Here's a common complaint about poetry: It's the oldest form of expression, but what can it do for us now, in an age of social media, Twitter, Facebook and national urgency?
African-American poet Claudia Rankine's latest collection, Citizen: An American Lyric, has an answer. It's a very personal meditation on race in America with a cover that recalls Trayvon Martin — a black hoodie against a white background.
Citizen was a finalist for the 2014 National Book Award. The book reads like a series of diary entries about encounters with racism. Here's one of the book's anecdotes:
You and your partner go to see the film The House We Live In. You ask a friend to pick up your child from school. On your way home your phone rings. Your neighbor tells you he is standing at his window watching a menacing black guy casing both your homes. The guy is walking back and forth talking to himself and seems disturbed.
You tell your neighbor that your friend, whom he has met, is babysitting. He says, no, it's not him. He's met your friend and this isn't that nice young man. Anyway, he wants you to know, he's called the police.
Your partner calls your friend and asks him if there's a guy walking back and forth in front of your home. Your friend says that if anyone were outside he would see him because he is standing outside. You hear the sirens through the speakerphone.
Rankine tells NPR's Eric Westervelt that all of the encounters described in her book actually happened: "There's no imagination, actually. Many of the anecdotes in the book were gathered by asking friends of mine to tell me moments when racism surprisingly entered in when you were among friends or colleagues, or just doing some ordinary thing in your day."
On what she learned from cataloging her and her friends' experiences of racism
I feel, like, surprised at my own surprise at some of the accounts. And then when you start paying attention, it's amazing how many things occur in a single day or week or month. And, you know, in a way you have to kind of step back and just let them go. ...
You go through the day assuming certain things — that other people are seeing you as a person, you know. That's sort of basic. And when these moments come in to your day in these ordinary events, it's shocking and it's disturbing. And the disturbance is deep because it goes back to the roots of racism in this country.

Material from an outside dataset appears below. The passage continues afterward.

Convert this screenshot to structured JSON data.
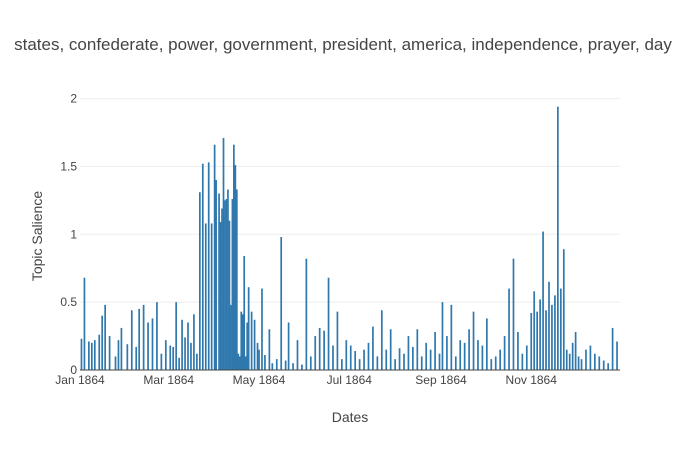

On her goal in writing about racism in such a personal way
I wanted to create the field of the encounter; what happens when one body comes up against another and race enters into the moment of intimacy between two people. ...
"If you're a white person, there's one way of being a citizen in our country; and if you're a brown or a black body, there's another way of being a citizen and that way is very close to death."

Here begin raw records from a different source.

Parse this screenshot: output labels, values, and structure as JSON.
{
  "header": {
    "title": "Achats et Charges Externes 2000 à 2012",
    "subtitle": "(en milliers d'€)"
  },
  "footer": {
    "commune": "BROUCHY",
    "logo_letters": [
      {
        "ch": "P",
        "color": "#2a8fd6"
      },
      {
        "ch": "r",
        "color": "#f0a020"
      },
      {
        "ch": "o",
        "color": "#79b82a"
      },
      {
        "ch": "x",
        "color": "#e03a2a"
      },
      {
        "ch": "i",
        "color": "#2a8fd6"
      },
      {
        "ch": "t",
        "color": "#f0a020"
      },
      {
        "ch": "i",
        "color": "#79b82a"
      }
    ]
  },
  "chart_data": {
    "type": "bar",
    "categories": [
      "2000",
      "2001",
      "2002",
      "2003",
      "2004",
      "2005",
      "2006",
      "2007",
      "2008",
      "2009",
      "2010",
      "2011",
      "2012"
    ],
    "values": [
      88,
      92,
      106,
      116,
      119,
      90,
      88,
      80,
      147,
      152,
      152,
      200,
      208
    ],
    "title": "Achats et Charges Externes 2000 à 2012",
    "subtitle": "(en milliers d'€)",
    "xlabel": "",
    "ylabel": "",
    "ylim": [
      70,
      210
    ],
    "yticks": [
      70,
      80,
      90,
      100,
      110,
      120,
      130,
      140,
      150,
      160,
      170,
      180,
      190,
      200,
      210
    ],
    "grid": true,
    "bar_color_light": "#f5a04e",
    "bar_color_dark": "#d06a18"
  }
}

On the one hand, I am talking about institutionalized racism. But on another and, I think, equally important level, I'm just talking about what happens when we fail each other as people.
On why she titled her book Citizen
There are two worlds out there; two America's out there. If you're a white person, there's one way of being a citizen in our country; and if you're a brown or a black body, there's another way of being a citizen and that way is very close to death. It's very close to the loss of your life. It's very close to the loss of your liberties at any random moment. And so I wanted that to be considered.